The proceedings brought by the United States Commodity Futures Trading Commission (CFTC) against fraudulent binary options scheme Yukom Communications and a number of individuals and entities linked to it continue at the Illinois Northern District Court. There is, however, little progress, if any, to report.

On January 27, 2021, a hearing was held before the Honorable Andrea R. Wood. It was continued to February 24, 2021.

The previous such hearing was held on October 2, 2021. Back then, the CFTC secured Clerk’s entry of default against Yukom Communications Ltd., Yossi Herzog, and Shalom Peretz. In July 2020, the regulator secured default entries as to Linkopia Mauritius Ltd, Wirestech Limited, WSB Investment Ltd, Zolarex Ltd., and Lee Elbaz, the former CEO of Yukom Communications.

The next step for the CFTC in this case is to fight Yakov Cohen’s motion to dismiss, as well as to secure default judgments against the defendants. Let’s note that the clerk’s entries of default against the defendants are usually followed by default judgments. These typically include the particular penalties against the defendants, such as fines and bans.

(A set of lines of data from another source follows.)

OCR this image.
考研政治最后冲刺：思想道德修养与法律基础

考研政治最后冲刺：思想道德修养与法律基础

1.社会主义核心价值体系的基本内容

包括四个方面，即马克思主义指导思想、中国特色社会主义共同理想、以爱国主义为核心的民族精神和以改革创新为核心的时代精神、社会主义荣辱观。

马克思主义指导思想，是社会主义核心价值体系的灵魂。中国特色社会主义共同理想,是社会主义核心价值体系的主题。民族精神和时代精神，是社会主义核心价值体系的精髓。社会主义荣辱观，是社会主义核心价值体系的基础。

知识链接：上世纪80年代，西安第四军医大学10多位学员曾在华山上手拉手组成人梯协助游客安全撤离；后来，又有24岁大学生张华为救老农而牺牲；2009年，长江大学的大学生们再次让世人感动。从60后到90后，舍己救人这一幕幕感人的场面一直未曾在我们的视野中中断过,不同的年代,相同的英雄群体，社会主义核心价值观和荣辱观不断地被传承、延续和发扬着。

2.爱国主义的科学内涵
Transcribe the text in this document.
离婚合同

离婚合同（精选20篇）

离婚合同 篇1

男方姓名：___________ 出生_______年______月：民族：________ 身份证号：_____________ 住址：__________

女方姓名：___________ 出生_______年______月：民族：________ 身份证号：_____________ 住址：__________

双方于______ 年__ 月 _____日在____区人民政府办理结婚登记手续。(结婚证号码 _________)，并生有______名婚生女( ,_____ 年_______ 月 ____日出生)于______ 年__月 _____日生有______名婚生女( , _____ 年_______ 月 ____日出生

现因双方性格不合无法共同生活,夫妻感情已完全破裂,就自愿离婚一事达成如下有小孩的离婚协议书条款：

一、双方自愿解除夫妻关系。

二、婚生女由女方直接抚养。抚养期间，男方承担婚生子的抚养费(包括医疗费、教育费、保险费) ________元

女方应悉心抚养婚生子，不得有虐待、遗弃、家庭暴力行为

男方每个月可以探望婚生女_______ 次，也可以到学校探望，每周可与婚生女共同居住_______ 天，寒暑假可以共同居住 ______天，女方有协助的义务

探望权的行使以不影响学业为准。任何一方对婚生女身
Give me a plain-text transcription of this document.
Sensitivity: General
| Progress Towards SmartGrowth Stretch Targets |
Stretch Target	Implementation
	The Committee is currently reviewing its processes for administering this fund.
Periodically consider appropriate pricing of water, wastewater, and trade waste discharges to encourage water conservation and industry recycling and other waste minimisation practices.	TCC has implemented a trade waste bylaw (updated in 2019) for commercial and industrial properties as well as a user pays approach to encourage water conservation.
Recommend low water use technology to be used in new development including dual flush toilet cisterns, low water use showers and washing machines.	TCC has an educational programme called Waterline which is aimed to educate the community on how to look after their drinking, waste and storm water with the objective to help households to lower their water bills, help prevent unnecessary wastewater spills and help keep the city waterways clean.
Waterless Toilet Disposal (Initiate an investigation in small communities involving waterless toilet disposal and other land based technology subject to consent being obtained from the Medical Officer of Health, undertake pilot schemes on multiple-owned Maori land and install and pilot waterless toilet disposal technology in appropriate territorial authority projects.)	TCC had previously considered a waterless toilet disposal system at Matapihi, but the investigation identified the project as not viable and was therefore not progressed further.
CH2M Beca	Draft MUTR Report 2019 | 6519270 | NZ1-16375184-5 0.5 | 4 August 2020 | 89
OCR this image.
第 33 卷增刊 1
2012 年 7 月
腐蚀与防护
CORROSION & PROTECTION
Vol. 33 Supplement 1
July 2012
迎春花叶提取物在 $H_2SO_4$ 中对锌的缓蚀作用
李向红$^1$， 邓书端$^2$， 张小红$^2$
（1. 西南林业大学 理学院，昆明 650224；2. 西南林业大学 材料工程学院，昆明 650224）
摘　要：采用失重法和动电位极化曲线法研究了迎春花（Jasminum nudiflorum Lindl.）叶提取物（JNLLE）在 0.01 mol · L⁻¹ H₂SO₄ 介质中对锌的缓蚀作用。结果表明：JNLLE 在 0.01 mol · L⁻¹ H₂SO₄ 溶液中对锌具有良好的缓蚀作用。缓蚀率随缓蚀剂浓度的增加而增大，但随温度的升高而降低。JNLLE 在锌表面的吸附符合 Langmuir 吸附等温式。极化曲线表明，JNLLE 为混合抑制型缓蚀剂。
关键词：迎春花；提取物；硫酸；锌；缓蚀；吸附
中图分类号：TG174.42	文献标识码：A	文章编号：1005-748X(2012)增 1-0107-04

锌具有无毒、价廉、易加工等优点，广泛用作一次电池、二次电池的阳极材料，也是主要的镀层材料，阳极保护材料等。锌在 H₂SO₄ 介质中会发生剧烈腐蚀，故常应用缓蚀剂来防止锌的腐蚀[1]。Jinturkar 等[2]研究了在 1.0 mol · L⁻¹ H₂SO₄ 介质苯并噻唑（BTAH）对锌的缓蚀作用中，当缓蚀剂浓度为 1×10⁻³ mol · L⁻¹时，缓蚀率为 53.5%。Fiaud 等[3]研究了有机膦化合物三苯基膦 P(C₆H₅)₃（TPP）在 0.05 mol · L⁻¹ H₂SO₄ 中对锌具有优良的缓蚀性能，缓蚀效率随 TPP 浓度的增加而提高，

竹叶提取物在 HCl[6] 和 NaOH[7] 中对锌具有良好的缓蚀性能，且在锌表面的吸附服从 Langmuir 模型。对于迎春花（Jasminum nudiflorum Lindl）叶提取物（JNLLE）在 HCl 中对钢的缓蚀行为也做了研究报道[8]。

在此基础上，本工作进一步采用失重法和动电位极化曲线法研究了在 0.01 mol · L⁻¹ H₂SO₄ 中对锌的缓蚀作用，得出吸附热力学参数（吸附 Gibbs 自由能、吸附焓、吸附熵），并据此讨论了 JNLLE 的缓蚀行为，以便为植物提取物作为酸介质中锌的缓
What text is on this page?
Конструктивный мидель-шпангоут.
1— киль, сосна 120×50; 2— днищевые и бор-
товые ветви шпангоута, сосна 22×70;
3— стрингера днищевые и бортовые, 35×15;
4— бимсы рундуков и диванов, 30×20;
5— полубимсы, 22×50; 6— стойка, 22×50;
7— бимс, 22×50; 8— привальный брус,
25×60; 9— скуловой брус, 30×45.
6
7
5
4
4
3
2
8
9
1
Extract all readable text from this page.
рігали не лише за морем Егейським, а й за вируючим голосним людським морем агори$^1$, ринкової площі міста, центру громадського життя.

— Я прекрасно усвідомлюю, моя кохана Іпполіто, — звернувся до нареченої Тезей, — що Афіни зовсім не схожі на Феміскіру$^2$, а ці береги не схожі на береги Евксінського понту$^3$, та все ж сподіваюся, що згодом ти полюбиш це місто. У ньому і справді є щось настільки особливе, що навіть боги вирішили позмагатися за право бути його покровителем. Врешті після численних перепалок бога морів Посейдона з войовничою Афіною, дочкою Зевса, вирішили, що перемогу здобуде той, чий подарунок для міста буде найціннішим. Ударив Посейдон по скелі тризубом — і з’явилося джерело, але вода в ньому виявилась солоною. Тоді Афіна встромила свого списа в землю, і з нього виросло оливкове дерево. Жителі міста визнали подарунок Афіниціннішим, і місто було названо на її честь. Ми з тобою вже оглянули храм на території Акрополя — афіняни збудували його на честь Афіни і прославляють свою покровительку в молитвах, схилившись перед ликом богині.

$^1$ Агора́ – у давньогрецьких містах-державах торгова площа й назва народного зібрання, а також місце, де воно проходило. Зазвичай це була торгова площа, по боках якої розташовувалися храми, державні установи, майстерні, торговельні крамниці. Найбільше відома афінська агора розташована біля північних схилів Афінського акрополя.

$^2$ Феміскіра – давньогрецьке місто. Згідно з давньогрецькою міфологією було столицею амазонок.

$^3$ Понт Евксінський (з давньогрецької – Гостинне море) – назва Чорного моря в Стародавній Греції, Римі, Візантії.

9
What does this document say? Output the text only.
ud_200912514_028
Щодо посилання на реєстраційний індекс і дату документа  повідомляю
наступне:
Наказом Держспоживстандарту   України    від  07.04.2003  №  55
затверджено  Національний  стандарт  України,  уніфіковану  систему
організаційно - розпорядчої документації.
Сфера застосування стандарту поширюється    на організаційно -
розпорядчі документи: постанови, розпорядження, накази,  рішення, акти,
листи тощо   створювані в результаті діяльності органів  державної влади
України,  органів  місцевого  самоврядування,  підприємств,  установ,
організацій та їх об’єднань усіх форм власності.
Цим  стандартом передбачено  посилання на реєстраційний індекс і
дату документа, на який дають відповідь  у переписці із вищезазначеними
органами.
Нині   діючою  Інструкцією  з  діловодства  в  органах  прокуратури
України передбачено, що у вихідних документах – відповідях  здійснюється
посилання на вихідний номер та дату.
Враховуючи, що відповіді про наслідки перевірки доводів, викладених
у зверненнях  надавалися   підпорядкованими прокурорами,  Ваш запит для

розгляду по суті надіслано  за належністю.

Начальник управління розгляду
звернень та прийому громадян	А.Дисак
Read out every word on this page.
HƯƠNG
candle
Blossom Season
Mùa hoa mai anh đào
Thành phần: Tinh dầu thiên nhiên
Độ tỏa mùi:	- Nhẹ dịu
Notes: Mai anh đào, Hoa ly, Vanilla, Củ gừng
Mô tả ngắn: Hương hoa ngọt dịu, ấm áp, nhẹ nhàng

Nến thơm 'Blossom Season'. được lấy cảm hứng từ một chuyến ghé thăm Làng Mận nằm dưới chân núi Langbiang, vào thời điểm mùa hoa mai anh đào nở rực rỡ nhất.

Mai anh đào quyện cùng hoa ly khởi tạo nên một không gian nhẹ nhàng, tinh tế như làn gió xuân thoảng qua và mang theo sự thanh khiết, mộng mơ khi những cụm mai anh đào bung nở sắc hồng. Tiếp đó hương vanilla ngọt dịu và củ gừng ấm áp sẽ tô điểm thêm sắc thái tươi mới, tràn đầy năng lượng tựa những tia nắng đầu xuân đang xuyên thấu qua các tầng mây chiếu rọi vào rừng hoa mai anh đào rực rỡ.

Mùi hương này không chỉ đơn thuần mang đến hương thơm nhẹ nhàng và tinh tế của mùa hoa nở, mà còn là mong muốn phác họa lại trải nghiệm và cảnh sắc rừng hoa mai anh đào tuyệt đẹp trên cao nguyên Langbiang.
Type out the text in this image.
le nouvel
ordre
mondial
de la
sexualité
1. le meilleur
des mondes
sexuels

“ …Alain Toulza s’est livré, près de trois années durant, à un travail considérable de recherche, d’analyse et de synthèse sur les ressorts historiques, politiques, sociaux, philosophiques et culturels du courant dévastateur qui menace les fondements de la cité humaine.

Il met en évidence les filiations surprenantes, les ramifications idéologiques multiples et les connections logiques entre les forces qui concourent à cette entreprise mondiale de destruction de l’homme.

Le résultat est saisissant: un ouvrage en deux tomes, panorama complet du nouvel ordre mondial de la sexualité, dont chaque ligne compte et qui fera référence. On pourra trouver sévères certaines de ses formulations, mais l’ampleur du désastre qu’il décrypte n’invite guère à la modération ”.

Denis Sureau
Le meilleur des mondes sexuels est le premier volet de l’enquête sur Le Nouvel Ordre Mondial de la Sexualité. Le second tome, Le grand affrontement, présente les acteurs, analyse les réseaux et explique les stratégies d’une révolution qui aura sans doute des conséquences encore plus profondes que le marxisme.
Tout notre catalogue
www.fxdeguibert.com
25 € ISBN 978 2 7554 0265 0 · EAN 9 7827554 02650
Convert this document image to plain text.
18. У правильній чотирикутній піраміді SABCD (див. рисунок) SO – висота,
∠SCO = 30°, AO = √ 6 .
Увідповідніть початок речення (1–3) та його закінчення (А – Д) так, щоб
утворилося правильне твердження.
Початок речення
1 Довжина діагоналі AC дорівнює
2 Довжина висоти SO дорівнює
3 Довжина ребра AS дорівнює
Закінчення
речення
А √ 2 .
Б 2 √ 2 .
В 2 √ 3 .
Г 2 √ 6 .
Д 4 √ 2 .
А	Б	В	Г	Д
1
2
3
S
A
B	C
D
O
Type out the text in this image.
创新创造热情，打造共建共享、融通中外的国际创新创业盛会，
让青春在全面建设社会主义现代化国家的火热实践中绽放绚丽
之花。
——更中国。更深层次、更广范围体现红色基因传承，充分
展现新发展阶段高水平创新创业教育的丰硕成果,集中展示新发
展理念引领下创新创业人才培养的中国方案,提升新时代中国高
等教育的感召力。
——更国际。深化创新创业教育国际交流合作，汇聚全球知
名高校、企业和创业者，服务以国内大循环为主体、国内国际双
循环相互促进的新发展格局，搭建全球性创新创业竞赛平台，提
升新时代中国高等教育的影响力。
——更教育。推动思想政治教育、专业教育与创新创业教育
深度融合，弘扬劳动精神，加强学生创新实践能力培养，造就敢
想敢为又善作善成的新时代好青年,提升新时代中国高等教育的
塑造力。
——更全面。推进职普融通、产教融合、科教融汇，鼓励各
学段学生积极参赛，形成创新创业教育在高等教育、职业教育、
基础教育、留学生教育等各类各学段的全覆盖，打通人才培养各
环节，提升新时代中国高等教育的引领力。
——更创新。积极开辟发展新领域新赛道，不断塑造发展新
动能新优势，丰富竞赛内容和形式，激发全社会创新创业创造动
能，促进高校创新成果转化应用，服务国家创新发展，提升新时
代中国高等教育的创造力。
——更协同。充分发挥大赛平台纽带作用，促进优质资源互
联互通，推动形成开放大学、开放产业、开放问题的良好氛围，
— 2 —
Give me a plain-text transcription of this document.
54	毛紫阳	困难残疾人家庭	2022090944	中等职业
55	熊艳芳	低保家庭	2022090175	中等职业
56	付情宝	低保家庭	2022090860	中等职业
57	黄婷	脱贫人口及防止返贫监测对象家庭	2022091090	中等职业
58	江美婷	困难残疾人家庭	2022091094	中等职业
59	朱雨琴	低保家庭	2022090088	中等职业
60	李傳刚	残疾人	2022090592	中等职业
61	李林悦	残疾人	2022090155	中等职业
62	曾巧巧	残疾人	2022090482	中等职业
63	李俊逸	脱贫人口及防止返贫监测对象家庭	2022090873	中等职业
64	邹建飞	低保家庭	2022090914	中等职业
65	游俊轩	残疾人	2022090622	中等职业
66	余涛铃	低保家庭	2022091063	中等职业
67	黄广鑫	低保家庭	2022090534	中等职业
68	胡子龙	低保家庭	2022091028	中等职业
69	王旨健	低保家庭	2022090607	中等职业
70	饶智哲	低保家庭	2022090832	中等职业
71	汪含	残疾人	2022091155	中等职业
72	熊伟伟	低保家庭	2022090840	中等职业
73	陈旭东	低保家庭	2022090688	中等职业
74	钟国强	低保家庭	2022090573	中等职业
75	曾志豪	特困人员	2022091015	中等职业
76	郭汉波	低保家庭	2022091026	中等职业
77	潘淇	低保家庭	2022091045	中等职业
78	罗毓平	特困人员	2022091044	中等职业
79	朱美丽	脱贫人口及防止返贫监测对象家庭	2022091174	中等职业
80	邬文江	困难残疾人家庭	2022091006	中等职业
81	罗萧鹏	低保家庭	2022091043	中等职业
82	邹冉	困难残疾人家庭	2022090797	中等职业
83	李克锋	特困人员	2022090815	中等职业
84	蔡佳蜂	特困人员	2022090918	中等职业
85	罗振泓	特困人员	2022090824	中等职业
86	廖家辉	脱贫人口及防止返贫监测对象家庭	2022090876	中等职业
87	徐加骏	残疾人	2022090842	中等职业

The CFTC proceedings against the Israel-based binary options scam have been ongoing for quite some time (about 17 months). Some of the reasons for the delays include difficulties in locating the defendants (especially, Yossi Herzog) and effecting service on them.

One of the key defendants in the CFTC case is Lee Elbaz, who is currently appealing from her prison sentence in a related criminal case. Her appeal from the sentence has also resulted in a delay to the resolution of the case. Put briefly, victims of the fraudulent scheme have yet to get any compensation.

Yukom Communications and the entities linked to it fraudulently sold and marketed binary options to investors located in the United States and throughout the world through two websites, known as BinaryBook and BigOption. The defendants misled investors using BinaryBook and BigOption by falsely claiming to represent the interests of investors when, in fact, the owners of BinaryBook and BigOption profited when investors lost money.

The fraudulent scheme led investors to purchase more than $100 million in binary options.

Representatives of BinaryBook and BigOption, working under Elbaz’s supervision, misrepresented the terms of so-called “bonuses,” “risk free trades” and “insured trades,” and deceptively used these supposed benefits in a manner that in fact harmed investors.